François Hollande ha vinto: «Le sfide che ci attendono sono molte»

La Francia svolta a sinistra e Nicolas Sarkozy ammette la sconfitta anche se non se l’aspettava. Il socialista Hollande ha ottenuto il 52% dei voti ed è diventato il settimo Presidente della Repubblica francese. Ha vinto il cambiamento, parola chiave nel programma politico del neo Premier. Non è mai stato Primo Ministro, non è mai stato all’esecutivo e non ha mai avuto incarichi di prim’ordine. Ma ha convinto ed è piaciuto.

«Nessuno sarà discriminato. Troppi tagli troppe rotture hanno diviso i concittadini ora è finito. Le sfide che ci attendono sono molte per far uscire il paese dalla crisi» è quanto emerge dal primo discorso tenuto da Hollande dopo le 21 sul palco di Tulle. In rue de Solferino, la sede del partito, la festa è cominciata, nelle piazze parigine è festa con canti e balli. Si sventolano bandiere francesi, bandiere socialiste e anche europee. Pier Luigi Bersani, il leader del Pd, ha chiamato personalmente Hollande e auspica un riavvicinamento tra Francia e Italia. Sarkò lascia e si ritira dal partito, non guiderà l’Ump per le legislative di giugno.
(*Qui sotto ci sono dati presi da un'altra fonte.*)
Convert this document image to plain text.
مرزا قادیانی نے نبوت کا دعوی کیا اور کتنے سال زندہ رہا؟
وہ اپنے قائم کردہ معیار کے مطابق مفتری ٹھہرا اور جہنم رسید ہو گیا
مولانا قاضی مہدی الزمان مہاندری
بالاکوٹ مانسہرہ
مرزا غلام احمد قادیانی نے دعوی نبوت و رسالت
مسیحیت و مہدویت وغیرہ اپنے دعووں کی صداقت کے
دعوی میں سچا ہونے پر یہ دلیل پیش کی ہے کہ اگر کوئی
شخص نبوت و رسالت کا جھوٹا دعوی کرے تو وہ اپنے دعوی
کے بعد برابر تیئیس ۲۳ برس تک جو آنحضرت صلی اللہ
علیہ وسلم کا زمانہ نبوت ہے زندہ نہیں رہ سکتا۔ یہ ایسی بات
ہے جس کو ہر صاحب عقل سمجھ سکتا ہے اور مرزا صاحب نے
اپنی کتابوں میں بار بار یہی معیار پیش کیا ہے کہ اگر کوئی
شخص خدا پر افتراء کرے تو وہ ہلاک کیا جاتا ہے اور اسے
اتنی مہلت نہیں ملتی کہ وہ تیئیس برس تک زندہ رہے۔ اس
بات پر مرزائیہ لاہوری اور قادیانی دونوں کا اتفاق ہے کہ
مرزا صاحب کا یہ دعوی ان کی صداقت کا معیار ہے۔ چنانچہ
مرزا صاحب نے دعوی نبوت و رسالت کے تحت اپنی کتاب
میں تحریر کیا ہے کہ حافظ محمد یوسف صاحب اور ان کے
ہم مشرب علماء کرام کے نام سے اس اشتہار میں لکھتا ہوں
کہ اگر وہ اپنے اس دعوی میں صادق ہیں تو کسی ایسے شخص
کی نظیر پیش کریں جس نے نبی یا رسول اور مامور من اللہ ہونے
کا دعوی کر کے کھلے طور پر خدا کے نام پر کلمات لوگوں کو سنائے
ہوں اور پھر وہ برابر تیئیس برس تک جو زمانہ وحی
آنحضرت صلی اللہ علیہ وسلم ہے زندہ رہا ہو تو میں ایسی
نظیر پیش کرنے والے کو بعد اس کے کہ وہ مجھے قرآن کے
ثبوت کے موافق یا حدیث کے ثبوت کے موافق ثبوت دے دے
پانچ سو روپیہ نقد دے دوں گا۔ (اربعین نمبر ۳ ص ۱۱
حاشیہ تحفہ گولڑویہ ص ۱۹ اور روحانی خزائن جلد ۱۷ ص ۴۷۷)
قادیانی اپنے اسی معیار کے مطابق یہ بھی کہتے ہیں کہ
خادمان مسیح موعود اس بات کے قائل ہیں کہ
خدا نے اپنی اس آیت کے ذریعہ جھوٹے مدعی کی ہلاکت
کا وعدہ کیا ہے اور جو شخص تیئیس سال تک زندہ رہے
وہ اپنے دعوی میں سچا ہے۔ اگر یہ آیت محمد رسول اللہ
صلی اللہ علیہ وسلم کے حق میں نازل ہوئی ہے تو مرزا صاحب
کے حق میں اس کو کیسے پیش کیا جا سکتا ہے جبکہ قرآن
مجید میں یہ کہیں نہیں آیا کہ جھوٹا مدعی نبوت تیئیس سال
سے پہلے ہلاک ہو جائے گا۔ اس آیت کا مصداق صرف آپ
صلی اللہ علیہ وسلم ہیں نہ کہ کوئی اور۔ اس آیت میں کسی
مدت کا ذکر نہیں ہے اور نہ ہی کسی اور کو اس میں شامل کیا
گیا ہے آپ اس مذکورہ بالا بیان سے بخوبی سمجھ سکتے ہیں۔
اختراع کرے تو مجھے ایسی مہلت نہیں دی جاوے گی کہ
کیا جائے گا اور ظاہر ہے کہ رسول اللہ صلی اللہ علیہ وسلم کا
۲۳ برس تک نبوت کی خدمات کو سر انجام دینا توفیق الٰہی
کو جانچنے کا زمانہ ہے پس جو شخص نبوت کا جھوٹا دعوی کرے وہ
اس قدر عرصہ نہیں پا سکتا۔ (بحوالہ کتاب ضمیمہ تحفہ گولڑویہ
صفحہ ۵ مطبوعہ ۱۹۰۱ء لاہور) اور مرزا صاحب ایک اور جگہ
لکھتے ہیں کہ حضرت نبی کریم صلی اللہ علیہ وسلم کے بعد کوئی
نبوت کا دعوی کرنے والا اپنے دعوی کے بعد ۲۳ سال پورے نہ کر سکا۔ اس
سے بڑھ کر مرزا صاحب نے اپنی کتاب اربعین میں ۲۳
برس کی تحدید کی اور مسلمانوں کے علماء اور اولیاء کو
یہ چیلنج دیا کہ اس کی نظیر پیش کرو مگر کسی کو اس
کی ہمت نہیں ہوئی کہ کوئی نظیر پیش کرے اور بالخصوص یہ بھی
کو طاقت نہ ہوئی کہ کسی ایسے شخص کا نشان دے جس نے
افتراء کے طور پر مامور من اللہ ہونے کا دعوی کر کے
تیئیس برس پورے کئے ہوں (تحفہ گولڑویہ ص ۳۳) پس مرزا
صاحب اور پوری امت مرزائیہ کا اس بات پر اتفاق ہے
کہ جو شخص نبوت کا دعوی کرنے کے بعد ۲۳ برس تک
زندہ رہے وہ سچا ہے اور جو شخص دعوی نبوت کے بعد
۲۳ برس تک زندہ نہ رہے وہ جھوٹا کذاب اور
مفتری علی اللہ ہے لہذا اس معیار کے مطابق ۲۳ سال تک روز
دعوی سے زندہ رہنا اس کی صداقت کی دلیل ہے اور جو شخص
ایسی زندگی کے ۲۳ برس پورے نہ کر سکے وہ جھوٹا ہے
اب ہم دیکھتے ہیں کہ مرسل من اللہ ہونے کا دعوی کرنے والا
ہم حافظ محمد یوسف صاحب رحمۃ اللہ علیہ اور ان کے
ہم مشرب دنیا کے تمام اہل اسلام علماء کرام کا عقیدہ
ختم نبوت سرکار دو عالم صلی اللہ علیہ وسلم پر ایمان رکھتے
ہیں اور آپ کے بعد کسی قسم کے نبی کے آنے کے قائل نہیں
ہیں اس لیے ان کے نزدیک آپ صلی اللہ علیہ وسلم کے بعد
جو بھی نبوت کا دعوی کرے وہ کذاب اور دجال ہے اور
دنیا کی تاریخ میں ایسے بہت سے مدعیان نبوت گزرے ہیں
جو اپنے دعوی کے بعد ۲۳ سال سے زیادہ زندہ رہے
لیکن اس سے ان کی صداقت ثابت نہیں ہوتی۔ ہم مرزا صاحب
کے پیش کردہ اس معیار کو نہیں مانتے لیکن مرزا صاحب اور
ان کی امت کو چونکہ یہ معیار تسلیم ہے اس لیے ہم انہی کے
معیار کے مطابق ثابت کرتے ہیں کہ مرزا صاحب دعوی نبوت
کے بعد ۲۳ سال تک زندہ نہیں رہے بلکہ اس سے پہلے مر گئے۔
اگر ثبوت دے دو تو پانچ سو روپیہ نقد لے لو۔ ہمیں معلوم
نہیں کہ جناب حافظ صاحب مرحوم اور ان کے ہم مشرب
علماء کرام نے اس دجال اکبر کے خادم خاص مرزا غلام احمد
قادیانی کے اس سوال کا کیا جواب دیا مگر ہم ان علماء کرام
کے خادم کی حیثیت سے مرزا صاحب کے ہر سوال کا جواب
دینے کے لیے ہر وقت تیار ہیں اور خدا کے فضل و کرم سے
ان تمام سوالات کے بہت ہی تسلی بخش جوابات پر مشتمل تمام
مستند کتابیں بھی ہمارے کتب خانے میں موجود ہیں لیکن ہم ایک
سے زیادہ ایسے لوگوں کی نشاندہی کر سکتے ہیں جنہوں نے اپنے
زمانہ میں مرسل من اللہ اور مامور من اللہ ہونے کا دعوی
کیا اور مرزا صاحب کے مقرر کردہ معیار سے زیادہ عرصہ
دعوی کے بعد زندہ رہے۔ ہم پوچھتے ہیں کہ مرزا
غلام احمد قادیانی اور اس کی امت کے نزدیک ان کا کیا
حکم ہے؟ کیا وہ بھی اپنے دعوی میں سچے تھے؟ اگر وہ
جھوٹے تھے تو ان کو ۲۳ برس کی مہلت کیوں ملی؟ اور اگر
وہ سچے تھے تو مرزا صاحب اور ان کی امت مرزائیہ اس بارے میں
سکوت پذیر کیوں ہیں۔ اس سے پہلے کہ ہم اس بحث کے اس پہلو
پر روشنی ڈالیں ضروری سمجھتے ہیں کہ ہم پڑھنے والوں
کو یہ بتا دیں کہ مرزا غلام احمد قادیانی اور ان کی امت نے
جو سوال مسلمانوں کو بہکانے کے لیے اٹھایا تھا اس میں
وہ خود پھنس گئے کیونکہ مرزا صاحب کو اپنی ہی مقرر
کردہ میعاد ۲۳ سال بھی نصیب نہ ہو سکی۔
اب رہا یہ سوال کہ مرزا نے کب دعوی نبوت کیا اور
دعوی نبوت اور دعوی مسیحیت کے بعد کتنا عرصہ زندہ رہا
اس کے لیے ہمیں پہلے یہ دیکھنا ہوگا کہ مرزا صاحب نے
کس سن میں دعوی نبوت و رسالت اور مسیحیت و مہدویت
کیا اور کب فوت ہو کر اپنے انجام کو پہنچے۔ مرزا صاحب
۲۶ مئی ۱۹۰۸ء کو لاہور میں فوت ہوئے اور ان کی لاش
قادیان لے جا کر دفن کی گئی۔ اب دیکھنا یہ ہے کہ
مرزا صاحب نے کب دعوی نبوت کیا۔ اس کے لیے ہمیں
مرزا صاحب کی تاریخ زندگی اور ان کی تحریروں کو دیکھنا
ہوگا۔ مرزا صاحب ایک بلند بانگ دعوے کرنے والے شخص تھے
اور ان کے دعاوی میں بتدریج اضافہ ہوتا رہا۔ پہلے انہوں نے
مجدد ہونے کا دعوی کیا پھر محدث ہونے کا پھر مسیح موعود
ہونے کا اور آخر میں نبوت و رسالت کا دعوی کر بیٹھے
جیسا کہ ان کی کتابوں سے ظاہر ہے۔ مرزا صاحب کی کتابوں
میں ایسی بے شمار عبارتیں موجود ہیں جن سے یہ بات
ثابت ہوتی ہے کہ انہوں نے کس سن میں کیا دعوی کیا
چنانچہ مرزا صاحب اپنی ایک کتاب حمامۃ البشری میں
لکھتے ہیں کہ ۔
«Oggi stesso chiedo di essere giudicato sulla base di due impegni: l’equità e i giovani. Ogni mia scelta, ogni mia decisione, sarà fatta sue questi due criteri: è una scelta giusta, è per i giovani? E quando alla fine del mandato guarderà ciò che avrò fatto per il Paese, mi farò la stessa domanda: ho portato avanti la causa dell’eguaglianza, e ho portato i giovani a occupare un ruolo nella Repubblica?», parla chiaro Hollande e punta sui giovani. E intanto, Sarkozy ritorna «il francese tra i francesi».